Mary Ramirez and Rachel Nagy of The Detroit Cobras specialize in mining the rich vaults of the American Song, swinging their pickaxes digging for sonic gold, to help us along on our journey to find worthy jams. The duo’s newest album, Baby offers reinvented cuts culled from some of the classiest songwriters this country has to offer ranging from Allen Toussaint’s “Mean Man” to Isaac Hayes’s “Weak Spot.” Odds are good you haven’t heard many, if any, of the original versions, and that’s why the Cobras are here, to educate and invigorate.
However these aren’t your straightforward reenactments, the opener “Slipping Around” manages to boogie-woogie with the refulgence of dawn’s first rays. The chicks got soul. Covers presented here never run too fast into the realm of punk rock or slip into mocking show tunes, they are stripped down and burn with a sultry smolder. Guitars and drums rattle and swing like empty paint cans falling down an aluminum ladder, but never lose the bump and sway of a grooving burlesque brass band. “Hotdog,” the Cobras lone original, written with guitarist/producer Greg Cartwright, smirks with innuendo, and rocks straight from ’59, hinting at a future of solid originals if the Cobras choose to take this route. Rachel Nagy’s voice is pure Motor City, young Stevie’s passionate soul with Iggy aggression around the edges. On “Real Thing” she wants to marry you ASAP and do something else even sooner.

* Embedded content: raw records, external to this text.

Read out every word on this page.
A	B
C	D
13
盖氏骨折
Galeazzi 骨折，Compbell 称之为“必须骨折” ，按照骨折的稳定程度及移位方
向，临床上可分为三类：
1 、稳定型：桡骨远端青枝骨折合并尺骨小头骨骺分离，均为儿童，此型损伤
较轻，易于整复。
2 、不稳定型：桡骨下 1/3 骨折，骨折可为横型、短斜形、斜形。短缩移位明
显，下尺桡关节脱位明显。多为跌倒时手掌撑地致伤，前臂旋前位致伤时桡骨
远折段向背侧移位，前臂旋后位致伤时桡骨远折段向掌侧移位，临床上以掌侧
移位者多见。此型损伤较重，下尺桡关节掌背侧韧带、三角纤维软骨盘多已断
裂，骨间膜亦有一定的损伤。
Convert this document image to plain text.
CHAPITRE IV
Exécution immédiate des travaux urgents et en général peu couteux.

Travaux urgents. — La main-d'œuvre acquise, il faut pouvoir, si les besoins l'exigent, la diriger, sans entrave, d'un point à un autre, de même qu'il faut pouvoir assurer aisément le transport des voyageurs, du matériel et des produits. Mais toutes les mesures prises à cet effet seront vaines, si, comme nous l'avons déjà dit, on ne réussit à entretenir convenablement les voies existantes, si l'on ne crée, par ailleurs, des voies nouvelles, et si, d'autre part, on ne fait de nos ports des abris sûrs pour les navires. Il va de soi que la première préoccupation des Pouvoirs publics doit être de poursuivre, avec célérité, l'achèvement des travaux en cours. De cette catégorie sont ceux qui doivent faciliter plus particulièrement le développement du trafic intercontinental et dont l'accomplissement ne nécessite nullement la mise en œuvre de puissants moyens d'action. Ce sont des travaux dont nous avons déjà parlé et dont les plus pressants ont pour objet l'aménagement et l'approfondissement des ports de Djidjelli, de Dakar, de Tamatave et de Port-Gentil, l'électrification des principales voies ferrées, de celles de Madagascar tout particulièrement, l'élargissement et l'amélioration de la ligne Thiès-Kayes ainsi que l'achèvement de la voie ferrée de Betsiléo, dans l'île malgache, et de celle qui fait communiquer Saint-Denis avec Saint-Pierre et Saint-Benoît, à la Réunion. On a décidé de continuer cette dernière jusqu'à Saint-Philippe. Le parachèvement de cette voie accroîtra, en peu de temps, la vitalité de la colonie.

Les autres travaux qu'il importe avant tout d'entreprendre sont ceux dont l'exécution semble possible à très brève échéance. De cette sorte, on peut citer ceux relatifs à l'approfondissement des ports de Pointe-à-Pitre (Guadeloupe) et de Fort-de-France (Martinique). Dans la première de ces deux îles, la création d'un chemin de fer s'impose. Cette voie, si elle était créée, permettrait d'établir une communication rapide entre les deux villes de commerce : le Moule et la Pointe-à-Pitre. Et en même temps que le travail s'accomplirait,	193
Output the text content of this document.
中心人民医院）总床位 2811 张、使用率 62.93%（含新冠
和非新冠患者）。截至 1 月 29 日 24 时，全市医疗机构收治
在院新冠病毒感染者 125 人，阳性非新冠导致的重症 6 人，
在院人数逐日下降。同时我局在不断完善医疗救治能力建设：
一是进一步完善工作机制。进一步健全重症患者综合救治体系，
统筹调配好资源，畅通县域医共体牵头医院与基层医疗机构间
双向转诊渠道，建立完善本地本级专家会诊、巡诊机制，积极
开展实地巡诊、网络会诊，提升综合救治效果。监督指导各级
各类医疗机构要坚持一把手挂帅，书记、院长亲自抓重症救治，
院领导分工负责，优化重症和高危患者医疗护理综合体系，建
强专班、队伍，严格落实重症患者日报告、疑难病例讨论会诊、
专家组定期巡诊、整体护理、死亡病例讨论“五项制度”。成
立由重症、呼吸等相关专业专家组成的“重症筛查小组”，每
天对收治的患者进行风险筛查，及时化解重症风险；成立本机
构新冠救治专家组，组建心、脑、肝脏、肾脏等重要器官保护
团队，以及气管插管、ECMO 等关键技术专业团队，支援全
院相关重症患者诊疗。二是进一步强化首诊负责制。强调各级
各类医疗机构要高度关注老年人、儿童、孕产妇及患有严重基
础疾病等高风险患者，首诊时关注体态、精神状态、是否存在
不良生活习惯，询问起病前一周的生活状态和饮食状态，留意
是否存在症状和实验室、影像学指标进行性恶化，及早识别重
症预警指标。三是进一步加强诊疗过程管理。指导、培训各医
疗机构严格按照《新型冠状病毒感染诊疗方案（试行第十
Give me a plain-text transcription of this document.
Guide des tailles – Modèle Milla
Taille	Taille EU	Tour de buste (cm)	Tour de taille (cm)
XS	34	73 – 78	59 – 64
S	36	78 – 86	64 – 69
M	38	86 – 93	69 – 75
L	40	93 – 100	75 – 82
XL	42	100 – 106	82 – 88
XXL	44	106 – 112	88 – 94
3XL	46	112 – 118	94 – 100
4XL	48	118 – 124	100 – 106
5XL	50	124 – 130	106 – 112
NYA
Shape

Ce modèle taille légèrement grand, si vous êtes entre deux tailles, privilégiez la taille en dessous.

Baby runs short and swift, bringing back a simpler sound from a simpler era, yet the rollicking good times on “Everybody’s Going Wild” can’t be ignored. The Cobras want to swing their favorite songs around and around like long flapper pearls, while they keep the bar open past last call. There is nothing new or earth shattering contained on Baby. It’s a throwback in every sense, and as usual Dylan was right, there’s no suffering for it, as a matter of fact, quite the opposite.